Three years ago, Unique Tool & Gauge Inc. was invited to join other toolmakers at a meeting with Honda of America Manufacturing Inc.
The carmaker told mold makers it was looking for a few good companies it could establish long-term partnerships with - companies that could bring new insights and expertise to Honda, while also benefiting from increased business with the automaker.
Darcy King, vice president of sales and engineering for family-owned Unique Tool, said he can remember looking around at all the other firms in the room, and thinking that it would be amazing if Unique somehow could be the last business standing.
Now the 70-employee firm is one of two injection mold toolmakers that are part of Honda's co-management business - along with Rapid Die & Engineering Inc. of Grand Rapids, Mich. And he is seeing the benefits that Honda promised.
``We've been saying for years, give us a voice and we can help you,'' he said. ``They gave us a voice.''
The co-management system with the North American manufacturing branch of Tokyo-based Honda Motor Co. Ltd. was not just some happy coincidence, King noted.
Unique Tool already had a specific, long-term strategy for growth with Asian automakers, and has invested in technology and capabilities to help it compete on any job.
``They weren't just looking for the biggest companies or the smallest companies,'' said Unique Tool President Robert King. ``They wanted somebody with an ideology that matched what they were doing.
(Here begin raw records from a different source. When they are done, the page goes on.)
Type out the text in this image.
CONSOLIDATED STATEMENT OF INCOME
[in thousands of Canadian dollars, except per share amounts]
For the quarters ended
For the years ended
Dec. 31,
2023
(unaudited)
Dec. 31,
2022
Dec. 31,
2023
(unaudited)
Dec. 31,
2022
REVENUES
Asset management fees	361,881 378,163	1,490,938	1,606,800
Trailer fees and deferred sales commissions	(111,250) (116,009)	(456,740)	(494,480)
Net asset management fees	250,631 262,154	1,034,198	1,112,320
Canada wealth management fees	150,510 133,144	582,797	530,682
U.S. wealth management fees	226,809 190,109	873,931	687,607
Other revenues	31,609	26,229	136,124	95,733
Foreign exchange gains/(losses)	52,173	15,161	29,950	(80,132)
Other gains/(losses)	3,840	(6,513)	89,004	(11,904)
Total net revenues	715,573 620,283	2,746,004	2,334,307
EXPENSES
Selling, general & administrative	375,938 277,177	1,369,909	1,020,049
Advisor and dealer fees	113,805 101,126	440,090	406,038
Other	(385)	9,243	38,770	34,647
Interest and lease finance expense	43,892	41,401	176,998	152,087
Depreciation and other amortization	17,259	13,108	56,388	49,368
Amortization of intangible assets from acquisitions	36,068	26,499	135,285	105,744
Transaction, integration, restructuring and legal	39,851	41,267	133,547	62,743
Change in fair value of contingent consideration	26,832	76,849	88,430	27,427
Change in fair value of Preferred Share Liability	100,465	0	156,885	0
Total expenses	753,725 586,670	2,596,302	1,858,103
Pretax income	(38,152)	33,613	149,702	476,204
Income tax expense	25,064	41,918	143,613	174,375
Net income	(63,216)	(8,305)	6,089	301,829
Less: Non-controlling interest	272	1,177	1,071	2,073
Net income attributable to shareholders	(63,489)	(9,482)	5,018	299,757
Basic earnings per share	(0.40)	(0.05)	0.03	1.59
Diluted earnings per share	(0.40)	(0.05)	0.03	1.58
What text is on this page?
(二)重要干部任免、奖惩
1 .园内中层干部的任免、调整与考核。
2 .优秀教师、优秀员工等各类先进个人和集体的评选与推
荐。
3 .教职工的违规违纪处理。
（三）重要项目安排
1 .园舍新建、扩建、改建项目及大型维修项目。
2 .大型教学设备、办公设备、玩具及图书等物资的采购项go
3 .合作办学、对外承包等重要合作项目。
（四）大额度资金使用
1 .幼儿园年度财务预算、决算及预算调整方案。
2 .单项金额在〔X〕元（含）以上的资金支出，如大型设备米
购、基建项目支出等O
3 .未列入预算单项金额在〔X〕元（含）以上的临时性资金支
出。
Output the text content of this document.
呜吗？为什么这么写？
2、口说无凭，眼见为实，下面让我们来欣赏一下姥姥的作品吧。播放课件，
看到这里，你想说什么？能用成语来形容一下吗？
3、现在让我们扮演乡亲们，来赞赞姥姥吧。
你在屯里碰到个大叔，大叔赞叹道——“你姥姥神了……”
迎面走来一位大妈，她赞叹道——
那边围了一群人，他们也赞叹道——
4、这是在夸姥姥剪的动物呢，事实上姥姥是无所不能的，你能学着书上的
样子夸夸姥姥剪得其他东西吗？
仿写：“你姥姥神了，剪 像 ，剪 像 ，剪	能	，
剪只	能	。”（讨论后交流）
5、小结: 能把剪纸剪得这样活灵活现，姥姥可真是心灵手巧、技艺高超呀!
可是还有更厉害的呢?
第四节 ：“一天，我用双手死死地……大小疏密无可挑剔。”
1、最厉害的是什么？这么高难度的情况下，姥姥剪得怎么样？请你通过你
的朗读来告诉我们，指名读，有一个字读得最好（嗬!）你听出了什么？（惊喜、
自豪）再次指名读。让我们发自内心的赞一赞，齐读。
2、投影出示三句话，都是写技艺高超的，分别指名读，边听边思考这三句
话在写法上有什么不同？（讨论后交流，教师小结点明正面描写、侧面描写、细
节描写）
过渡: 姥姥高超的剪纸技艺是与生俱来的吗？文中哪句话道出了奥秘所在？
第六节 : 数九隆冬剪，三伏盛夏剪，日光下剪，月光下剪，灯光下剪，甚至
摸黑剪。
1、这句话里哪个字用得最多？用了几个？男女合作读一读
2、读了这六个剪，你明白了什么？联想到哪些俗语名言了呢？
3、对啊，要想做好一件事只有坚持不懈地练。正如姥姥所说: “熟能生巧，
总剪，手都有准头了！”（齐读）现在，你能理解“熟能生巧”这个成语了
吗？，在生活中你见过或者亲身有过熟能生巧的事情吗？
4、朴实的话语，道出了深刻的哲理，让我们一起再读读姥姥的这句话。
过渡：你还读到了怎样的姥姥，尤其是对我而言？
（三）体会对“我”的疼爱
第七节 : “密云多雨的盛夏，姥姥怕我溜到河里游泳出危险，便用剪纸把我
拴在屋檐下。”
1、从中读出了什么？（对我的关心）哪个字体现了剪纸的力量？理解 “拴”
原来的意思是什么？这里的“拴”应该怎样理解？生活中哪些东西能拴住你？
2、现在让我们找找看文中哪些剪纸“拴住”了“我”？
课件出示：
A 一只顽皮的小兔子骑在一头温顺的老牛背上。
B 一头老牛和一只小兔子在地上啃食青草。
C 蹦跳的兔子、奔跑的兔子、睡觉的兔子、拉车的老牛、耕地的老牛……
It gets back to finding the fit and the product profile that they're looking for.''
Rapid Die has been a supplier to Honda for more than 10 years, and helped the automaker find the bugs in a new design and engineering software version before Honda even launched the program, said Rapid Die President Chris Jones.
The 85-employee company first opened near Detroit in 1946. The Jones family has owned Rapid Die since the 1970s.
King started Unique Tool more than 20 years ago. The firm did most of its business with the auto industry. He has had Honda as a customer for nearly a decade, he said.
During that same time, mold makers working with the auto industry have had to keep up with a series of changes.
Automakers looking for ways to cut costs have eliminated much of their in-house plastics expertise. That means molders and mold makers have had to take on more design and engineering.
Customers also have demanded faster product development time, requiring mold makers to reduce production cycles to weeks rather than months.
And competition from low-cost countries has forced toolmakers to tweak their own operations, bringing in more automation while using skilled labor strategically.
``You have to be aggressive and plan,'' King said.
Unique adjusted to meet the changes and provide North American automakers with the tools they needed, but at the same time put extensive effort into proving its abilities to Asian carmakers.
``Relationships don't just happen,'' Darcy King said. ``You have to commit yourself, and commit every aspect of your business, not just your sales team.''
The company has added two carbon cutting machines capable of working on a lights-out basis - but Unique also has skilled workers who can handle the delicate hand-finishing of tools.
The company learned how to bring more engineering in-house and invested in software and design, while also working closely with customers to smooth new product launches.
Rapid Die, meanwhile, has invested in new equipment and an 8,600-square-foot expansion that has boosted its production speed, Jones said.
Having a long-term commitment from Honda helped to support the decision to invest, he said, but the toolmaker still must deliver on price and quality standards continually. No one gets a free ride.
But there are other long-term benefits beyond a contract. The carmaker helped Unique streamline its production and even fine-tune its business plan. Improvements like those that will support the toolmakers and their entire range of customers, not just Honda, King said.
``Some of our best customers - even outside of [Honda] - are the ones that listen,'' King said.